RETROSPECTIVA DE DOS ARTISTAS


Eva Clarens y Gustavo Villa no ubican a sus criaturas en las coordenadas de un tiempo convencional y un espacio concreto. “No tienen ayer ni mañana. El tiempo está sumergido en la profundidad del soñador”. Ellos las cuadran, a la vez, en alguna de esas entelequias que conforman nuestro mundo, un mundo en que coinciden las épocas de lo real, lo imaginario y lo fantástico; un mundo acrónico, de protagonistas en busca de diálogo, de palabras sonámbulas que vagan por el espacio sideral como prolongaciones de la lengua, de actores ataviados o despedazados a la espera de un escenario o de una compañía que es distinta a la cercanía de homúnculos, de bestias monstruosas o ángeles impasibles que no se atacan porque pertenecen a un verosímil reino de sueños y pesadillas.

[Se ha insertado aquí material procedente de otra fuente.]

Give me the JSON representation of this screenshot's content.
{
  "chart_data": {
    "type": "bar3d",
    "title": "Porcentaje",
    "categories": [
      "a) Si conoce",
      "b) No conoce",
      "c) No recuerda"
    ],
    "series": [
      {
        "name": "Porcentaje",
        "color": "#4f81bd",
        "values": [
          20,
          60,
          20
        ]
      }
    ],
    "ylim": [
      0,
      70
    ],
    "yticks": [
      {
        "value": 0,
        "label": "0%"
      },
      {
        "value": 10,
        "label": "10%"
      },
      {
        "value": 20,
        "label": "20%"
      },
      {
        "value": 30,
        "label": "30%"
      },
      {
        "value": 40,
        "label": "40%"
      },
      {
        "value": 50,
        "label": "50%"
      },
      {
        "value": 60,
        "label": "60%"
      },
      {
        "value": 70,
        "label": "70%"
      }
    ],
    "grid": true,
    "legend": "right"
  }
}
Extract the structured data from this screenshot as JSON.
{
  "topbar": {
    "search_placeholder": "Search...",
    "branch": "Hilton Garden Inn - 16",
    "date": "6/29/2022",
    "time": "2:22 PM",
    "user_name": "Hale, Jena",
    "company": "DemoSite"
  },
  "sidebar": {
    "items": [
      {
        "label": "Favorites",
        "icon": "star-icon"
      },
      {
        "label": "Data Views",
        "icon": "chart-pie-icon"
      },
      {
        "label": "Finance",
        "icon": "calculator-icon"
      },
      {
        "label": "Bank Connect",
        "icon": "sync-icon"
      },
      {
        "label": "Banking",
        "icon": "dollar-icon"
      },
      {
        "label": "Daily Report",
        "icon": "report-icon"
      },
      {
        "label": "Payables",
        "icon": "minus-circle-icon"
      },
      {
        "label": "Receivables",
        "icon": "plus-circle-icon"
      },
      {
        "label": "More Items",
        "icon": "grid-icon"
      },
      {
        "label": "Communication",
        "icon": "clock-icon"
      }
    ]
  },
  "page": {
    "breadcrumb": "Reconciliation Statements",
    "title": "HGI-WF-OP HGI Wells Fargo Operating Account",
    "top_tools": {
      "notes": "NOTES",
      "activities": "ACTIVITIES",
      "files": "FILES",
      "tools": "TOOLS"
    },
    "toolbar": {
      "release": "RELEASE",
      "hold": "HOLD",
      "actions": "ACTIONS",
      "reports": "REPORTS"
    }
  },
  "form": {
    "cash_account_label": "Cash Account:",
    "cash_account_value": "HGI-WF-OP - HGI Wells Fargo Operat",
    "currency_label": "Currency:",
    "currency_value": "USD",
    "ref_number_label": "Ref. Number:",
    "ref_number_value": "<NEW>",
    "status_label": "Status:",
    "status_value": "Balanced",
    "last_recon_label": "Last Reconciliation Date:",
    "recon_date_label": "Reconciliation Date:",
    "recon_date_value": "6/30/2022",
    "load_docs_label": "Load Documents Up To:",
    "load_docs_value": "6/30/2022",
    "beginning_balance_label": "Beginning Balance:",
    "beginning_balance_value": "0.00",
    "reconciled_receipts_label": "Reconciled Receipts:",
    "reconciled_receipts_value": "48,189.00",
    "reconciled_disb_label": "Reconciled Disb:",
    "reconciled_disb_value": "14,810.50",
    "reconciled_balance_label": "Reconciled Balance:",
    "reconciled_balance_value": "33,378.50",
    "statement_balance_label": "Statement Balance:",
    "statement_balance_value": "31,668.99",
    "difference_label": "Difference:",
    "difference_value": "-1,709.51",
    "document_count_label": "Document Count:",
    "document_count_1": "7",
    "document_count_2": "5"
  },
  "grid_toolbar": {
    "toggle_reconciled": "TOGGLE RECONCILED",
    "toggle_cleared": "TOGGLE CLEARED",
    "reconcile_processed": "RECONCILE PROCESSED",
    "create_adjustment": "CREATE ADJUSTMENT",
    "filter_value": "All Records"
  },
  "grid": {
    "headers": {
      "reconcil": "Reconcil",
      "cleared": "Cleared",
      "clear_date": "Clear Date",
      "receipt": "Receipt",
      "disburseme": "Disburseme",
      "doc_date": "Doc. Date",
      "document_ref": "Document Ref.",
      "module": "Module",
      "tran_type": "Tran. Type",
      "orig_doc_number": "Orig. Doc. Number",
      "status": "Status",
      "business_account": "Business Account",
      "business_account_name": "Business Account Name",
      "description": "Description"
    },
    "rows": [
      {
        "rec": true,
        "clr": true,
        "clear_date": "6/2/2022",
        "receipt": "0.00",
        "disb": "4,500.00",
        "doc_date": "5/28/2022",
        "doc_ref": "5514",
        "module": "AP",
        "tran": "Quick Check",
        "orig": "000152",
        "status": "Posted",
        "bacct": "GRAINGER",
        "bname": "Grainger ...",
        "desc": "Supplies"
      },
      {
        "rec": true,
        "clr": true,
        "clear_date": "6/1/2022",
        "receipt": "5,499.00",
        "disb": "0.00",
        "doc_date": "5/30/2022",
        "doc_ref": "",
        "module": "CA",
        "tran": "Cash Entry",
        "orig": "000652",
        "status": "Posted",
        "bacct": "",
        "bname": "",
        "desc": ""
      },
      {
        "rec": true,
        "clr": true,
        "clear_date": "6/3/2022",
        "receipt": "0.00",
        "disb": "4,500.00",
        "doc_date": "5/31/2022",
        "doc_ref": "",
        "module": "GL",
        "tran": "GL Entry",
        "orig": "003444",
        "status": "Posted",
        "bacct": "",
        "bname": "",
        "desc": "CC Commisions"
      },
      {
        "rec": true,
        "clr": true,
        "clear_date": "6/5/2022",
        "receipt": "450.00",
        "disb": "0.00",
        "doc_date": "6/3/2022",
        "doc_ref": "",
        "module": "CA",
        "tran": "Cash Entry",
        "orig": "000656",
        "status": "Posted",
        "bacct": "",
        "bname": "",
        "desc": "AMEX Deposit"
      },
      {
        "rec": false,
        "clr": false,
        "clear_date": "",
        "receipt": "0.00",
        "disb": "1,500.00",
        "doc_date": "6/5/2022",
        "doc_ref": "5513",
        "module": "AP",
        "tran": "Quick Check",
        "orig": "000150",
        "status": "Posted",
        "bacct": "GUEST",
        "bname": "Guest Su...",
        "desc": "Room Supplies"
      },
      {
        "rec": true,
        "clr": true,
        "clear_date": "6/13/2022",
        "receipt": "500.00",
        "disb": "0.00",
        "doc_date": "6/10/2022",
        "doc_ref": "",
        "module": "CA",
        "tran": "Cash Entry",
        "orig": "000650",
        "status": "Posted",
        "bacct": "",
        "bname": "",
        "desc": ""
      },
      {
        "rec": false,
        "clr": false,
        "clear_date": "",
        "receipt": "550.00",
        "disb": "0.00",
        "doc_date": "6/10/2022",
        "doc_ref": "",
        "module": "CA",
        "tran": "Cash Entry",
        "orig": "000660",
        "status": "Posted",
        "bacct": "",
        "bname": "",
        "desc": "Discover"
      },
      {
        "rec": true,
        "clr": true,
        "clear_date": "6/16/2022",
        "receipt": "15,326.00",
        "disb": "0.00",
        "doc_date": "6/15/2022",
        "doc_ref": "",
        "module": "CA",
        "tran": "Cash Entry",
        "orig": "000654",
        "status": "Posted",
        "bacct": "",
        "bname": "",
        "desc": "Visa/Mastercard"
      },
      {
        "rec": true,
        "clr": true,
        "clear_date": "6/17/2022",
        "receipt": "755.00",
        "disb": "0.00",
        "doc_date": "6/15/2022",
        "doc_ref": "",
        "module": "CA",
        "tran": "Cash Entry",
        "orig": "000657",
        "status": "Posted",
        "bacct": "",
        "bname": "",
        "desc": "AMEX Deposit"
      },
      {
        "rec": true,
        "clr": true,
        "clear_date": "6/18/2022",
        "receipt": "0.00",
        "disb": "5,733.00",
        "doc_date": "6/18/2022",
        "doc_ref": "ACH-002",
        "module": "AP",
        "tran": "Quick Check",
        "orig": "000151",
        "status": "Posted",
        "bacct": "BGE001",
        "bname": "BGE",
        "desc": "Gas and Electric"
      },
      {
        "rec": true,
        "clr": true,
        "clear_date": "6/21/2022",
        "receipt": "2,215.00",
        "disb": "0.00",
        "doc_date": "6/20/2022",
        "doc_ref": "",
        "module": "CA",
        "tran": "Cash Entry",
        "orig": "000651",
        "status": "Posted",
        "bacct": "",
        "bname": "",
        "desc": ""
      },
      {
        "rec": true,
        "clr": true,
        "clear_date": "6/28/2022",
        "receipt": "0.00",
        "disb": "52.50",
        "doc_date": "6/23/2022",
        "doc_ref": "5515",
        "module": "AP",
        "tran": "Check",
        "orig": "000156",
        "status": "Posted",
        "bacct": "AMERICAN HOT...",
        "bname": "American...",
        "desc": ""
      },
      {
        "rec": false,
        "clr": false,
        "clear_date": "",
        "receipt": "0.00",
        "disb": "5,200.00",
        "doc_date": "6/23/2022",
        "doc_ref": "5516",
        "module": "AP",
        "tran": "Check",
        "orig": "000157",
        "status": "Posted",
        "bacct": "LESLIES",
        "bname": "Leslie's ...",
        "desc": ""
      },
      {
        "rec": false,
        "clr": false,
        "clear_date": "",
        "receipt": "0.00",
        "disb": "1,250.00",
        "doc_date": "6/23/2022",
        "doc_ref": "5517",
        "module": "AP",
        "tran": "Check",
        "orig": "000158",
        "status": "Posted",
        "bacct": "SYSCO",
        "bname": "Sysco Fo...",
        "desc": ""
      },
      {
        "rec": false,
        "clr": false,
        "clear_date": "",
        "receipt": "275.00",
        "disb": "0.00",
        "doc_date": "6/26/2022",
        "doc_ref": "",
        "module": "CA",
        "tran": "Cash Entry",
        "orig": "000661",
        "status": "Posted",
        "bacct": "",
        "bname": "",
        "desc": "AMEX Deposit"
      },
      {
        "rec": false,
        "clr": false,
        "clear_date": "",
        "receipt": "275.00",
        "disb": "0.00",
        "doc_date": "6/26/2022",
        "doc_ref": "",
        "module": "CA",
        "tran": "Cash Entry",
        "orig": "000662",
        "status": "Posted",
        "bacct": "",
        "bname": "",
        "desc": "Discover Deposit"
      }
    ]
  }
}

En la retrospectiva que ofreció el Museo de Arte de Caldas de la obra de Gustavo Villa y Eva Clarens, en el Teatro Fundadores, entre los meses de diciembre de 2017 y enero de 2018, Gustavo colgó 40 obras en óleo, acrílico y una escultura. Al recorrer la sala, los visitantes  pudieron cerciorarse de que lo que había salido de las manos de Gustavo Villa tenía un valor tanto emotivo como cerebral. Hacía cien años, algo parecido había ocurrido con las obras de sus maestros Picabia, Duchamp y Man Ray. Se trataba de cuadros que irradiaban imaginación, creatividad, rupturas y fina ironía. En esa exposición, sin que se lo propusiera aunque podía haberlo sospechado, Gustavo Villa nos estaba dando, como varios personajes de sus cuadros, un Adios ante su no lejana e ineluctable muerte. Fue testigo de un tiempo absurdo.